Food security is an important issue in state governance. Mainstream social science literature has extensively explored issues such as pre-event food production and preparation, and post-event impact assessment or policy reflection. But less attention has been paid to coping strategies during the event. Therefore, from the perspective of ideological history, there is still a lack of a comprehensive theoretical framework for understanding and analyzing Chinese traditional thoughts of famine policy, which is characterized by the consideration of “before, during, and after the event” and has a very rich system of coping strategies.
Using Sen’s famine theory of entitlement and deprivation and Tang Shiping’s theory of state capacity, this paper tries to analyze the purpose and guarantee of the traditional thoughts of famine policy. These Chinese traditional thoughts attempt to protect the residents’ entitlement to obtain food by means of cross-cycle regulation of food resources in the time dimension, cross-regional regulation of food resources in the space dimension, grain production support such as seed lending and cattle borrowing in the direct entitlement dimension, and grain circulation support such as tax reduction and exemption in the exchange entitlement dimension. Famine policy should be supported by the coercive capacity to maintain the order of the disaster area, the extractive capacity to raise the resources needed for famine relief, the delivery capacity to grant the relief resources, and the information decision-making capacity to improve the quality of governance. The traditional thoughts of famine policy have some understanding of these aforementioned relationships.
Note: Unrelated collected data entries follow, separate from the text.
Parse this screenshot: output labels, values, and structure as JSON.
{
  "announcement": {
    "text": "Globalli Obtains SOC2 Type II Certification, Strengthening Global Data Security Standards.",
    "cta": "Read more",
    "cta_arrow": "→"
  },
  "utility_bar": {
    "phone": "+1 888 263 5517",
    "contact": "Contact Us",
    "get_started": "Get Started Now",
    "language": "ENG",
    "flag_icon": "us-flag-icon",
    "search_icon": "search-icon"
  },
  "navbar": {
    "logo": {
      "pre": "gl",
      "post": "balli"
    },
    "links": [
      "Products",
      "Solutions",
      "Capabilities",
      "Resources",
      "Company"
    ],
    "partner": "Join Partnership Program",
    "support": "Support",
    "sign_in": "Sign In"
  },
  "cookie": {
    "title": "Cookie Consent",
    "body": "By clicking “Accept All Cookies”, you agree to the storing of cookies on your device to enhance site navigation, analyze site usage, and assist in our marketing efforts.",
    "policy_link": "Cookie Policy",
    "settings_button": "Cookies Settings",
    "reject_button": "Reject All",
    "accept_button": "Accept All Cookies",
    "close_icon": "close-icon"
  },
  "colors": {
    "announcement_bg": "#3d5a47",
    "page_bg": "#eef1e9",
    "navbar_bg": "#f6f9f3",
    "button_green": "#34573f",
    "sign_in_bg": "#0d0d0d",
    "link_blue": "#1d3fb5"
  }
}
The traditional thoughts of famine policy have the theoretical value of passing on the tradition of Chinese economic thoughts and enriching ideological resources for the modernization and sinicization of Marxism, providing inspiration for the improvement of the state governance system and food security, and serving as a contrast of the concept of famine governance, the coping strategy system, and the reference of governance technology to other countries.
This paper mainly attempts to innovate in the following three aspects: First, it provides a new perspective to understand the history of the traditional thoughts of famine policy. Second, based on this perspective, a new framework is constructed to analyze how the traditional thoughts of famine policy maintain food security and on which state capability they rely. Third, based on this framework, it enriches theories on food entitlement, state capacity on disaster relief, and discussions on coping strategies, providing important supplements to food security research that emphasizes pre-event food production, and disaster economics that emphasizes post-event impact assessment or policy reflection.